1 There was a certain man from Ramathaim, a Zuphite from the hill country of Ephraim, whose name was Elkanah son of Jeroham, the son of Elihu, the son of Tohu, the son of Zuph, an Ephraimite. 2 He had two wives; one was called Hannah and the other Peninnah. Peninnah had children, but Hannah had none. 3 Year after year this man went up from his town to worship and sacrifice to the LORD Almighty at Shiloh, where Hophni and Phinehas, the two sons of Eli, were priests of the LORD. 4 Whenever the day came for Elkanah to sacrifice, he would give portions of the meat to his wife Peninnah and to all her sons and daughters. 5 But to Hannah he gave a double portion because he loved her, and the LORD had closed her womb. 6 And because the LORD had closed her womb, her rival kept provoking her in order to irritate her. 7 This went on year after year. Whenever Hannah went up to the house of the LORD, her rival provoked her till she wept and would not eat. 8 Elkanah her husband would say to her, "Hannah, why are you weeping? Why don't you eat? Why are you downhearted? Don't I mean more to you than ten sons?" 9 Once when they had finished eating and drinking in Shiloh, Hannah stood up. Now Eli the priest was sitting on a chair by the doorpost of the LORD's temple.
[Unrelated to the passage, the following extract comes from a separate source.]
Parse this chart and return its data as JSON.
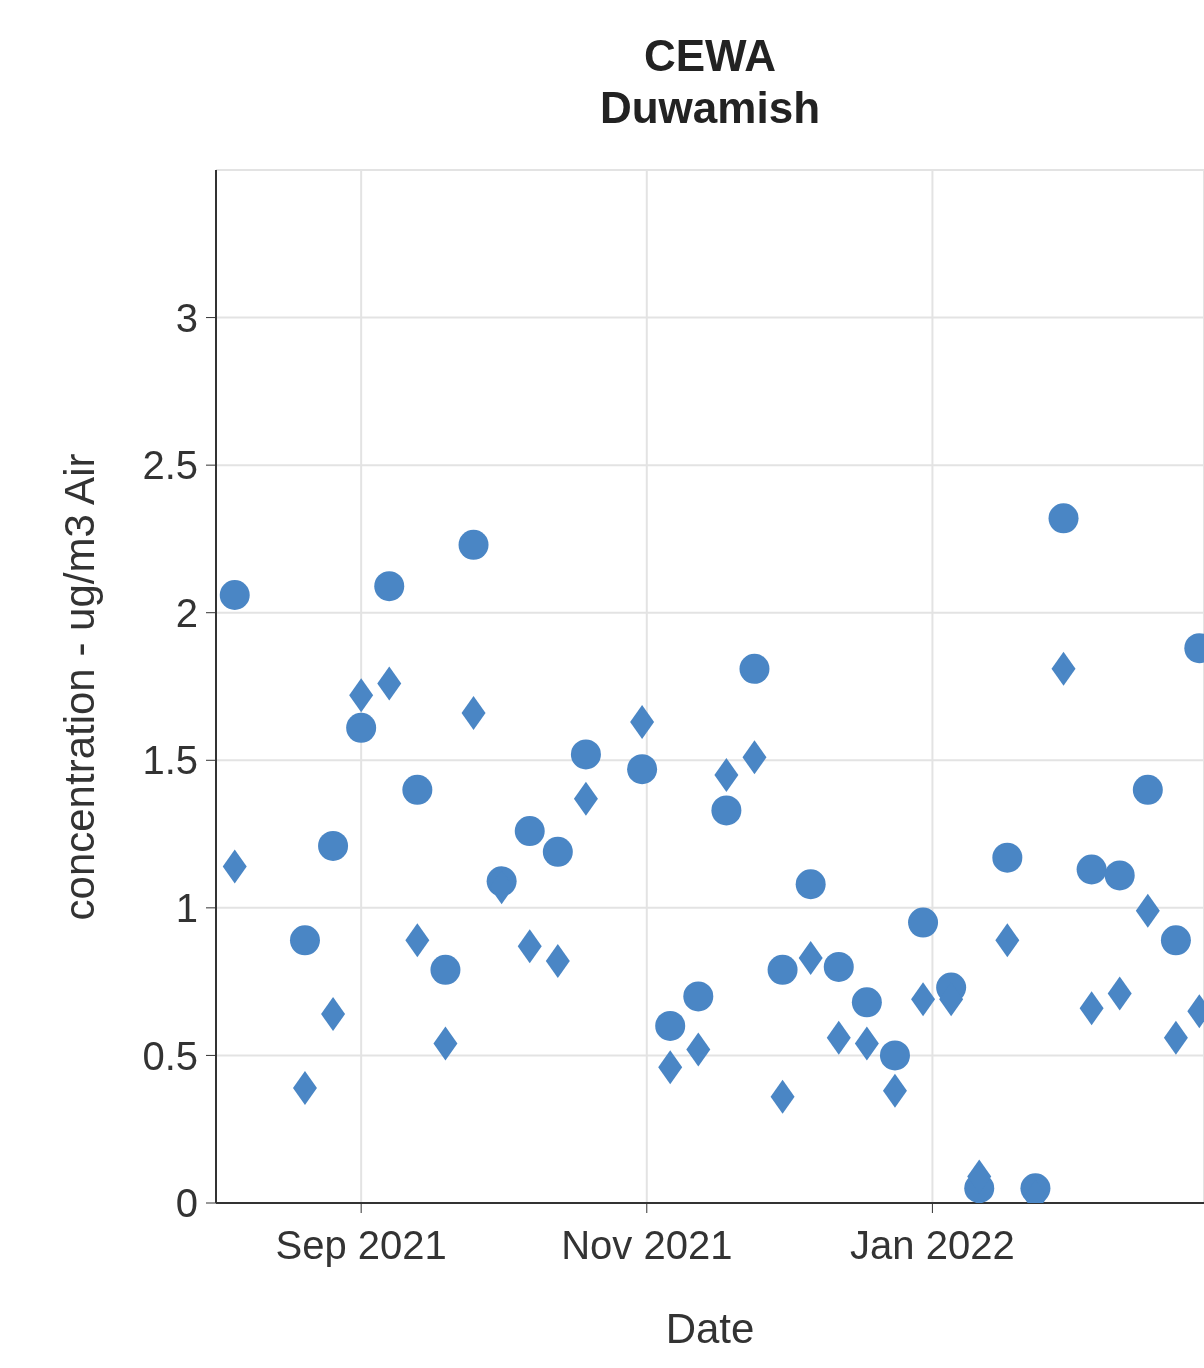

10 In bitterness of soul Hannah wept much and prayed to the LORD. 11 And she made a vow, saying, "O LORD Almighty, if you will only look upon your servant's misery and remember me, and not forget your servant but give her a son, then I will give him to the LORD for all the days of his life, and no razor will ever be used on his head."

You see, that which is bitter leaves a bad taste in your mouth. It is hard to swallow. Of course, some days are better than others. A few days find glimmers of hope, but most days are barely tolerable. More than 18 months. Up and down. Up and down. Up. and. down. I've had enough, LORD. I'm ready for something sweet. 12 years is long enough. Do You hear me???